I’m not a narcissist.
But If I was, I would be the best one there ever was.
I won’t take any criticism on this
And then the recipe said “booze optional” and we laughed and laughed and laughed.
I can usually tell how productive I’ve been at work, by the battery life of my phone.
It is amazing how trim porn actresses stay with all the pizza they order.
Twitter should really come up with a “Temporarily hide user’s tweets until user gets their shit together” button.
I don’t really like the paper towel holder setup here.
Time for a new house.
Spent the day helping out on my son’s Kindergarten field trip.
Teachers should make a minimum of $6 million per year.
Added some new forms of payment to this store…
To all the “cougars” out there, shame on you for not calling yourselves “Thundercats” shame. on. you.
The U.S is #18 in mathematics worldwide. At least we’re in the top ten.
*ding*
This is your captain speaking. We… Is this what my voice sounds like? Nobody told me! Haha, wow, weird. We’re out of fuel.
a woman in front of me in line for the olivia rodrigo concert turned and asked me, “is it bad i came alone?” i told her that i was alone too and she immediately clarified: “i’m actually meeting my husband and my daughter who are here already. but wowwww, good on you!”
Coworker: You want to hear a good joke?
Me: Yes, but I’ll settle for one of yours.
[the noise of everyone talking at a party randomly goes silent]
ME: i call hot dogs meat pickles
If you put a drier sheet in your car’s visor, your car will smell fresh for days
[Looks under visor]
Hey wait a minute this is a slice of ham
[rubs lamp]
[genie appears]
genie: you have three—
me: incredible! i can’t believe my luck!
genie: seconds
me: what
genie: two
me: until what
genie (pulling out a gun): one
people who separate your hahahas into ha ha ha, whats going on there
Seal it so to open it, you’ll need just enough force that the contents will explode all over the place.

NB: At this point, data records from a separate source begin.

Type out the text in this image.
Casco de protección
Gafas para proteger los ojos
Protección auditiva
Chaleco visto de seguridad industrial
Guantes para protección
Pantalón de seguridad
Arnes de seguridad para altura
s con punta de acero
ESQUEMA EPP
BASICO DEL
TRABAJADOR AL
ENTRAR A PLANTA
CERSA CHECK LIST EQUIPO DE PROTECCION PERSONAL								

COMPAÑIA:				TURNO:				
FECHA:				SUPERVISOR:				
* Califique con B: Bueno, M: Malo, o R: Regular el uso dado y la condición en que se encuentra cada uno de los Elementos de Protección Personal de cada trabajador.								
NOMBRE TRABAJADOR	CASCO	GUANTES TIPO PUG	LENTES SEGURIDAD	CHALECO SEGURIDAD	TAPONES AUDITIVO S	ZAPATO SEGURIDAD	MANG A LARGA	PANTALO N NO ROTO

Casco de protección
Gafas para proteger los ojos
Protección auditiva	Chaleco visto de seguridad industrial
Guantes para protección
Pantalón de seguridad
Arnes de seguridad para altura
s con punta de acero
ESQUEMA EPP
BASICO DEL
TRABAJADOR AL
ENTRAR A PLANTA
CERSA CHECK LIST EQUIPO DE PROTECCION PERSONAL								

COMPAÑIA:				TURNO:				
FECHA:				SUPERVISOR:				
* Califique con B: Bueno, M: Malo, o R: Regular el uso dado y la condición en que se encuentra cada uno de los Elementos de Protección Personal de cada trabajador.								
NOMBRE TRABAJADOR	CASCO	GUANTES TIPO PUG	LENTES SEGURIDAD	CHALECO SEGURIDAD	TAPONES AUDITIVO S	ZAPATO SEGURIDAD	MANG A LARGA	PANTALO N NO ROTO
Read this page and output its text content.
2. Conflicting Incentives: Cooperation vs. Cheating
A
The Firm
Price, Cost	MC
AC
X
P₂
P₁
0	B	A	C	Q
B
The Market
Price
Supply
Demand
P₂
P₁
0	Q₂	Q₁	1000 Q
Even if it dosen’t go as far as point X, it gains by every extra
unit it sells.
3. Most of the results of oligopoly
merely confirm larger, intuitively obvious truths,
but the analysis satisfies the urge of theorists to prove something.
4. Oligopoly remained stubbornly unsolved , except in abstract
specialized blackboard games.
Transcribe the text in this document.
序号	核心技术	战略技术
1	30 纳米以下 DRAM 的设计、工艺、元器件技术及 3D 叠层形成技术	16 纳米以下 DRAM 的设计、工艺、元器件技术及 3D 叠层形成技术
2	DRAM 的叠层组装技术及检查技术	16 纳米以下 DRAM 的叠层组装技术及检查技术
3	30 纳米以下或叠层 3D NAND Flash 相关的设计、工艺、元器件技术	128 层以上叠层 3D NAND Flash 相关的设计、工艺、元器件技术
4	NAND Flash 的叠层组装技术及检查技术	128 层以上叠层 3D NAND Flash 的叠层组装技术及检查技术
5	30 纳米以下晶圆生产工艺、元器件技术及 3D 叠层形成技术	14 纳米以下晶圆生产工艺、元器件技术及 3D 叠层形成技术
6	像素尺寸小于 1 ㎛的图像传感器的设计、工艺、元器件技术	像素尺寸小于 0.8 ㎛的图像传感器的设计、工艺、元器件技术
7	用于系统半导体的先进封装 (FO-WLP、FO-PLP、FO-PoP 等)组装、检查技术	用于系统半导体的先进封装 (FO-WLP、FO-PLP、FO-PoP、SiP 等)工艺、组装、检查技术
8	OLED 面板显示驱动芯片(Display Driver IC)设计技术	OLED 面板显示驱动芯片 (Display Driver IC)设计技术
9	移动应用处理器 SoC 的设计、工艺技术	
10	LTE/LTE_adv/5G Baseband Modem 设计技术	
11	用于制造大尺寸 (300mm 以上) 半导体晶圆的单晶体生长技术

~inventor of cereal bags probably
Her: I’m leaving you
Me: But i thought we were happy
Her: You’d rather make stuffed animals out of pastries than spend time with me
Me: You leave eclair bear out of this
Ouija doin?
-talkin to my ancestors
I love telling someone to be careful. Because then if they die, that’s on them
7yo: Can I have some candy?
Me: No, not until after dinner.
7yo: Oh. *holds up empty candy wrapper* I accidentally snuck some.
Yoga Instructor: and finally we move into downward-facing dog.
Me: you forgot updog.
Yoga Instructor: what’s up-
Wife: -NOOOO!
Sometimes I wonder if cannibals see hot tubs as broth for people soup.
INTERVIEWER: On average, how often do you miss work?
ME: *sweating profusely* NO ONE SAID THERE’D BE MATH
Wait, so hallways in mental institutions aren’t called psychopaths? Well they should be.
A lot of people don’t realize that Shania Twain’s father, Mark, was actually a pretty good writer.
Me: “When’s your birthday”
Him: “here you go with that zodiac sign stuff”Actually I just wanna check the court websites
The first few months of a baby’s life are crucial and so it’s important that they see mom or dad playing Mario Kart.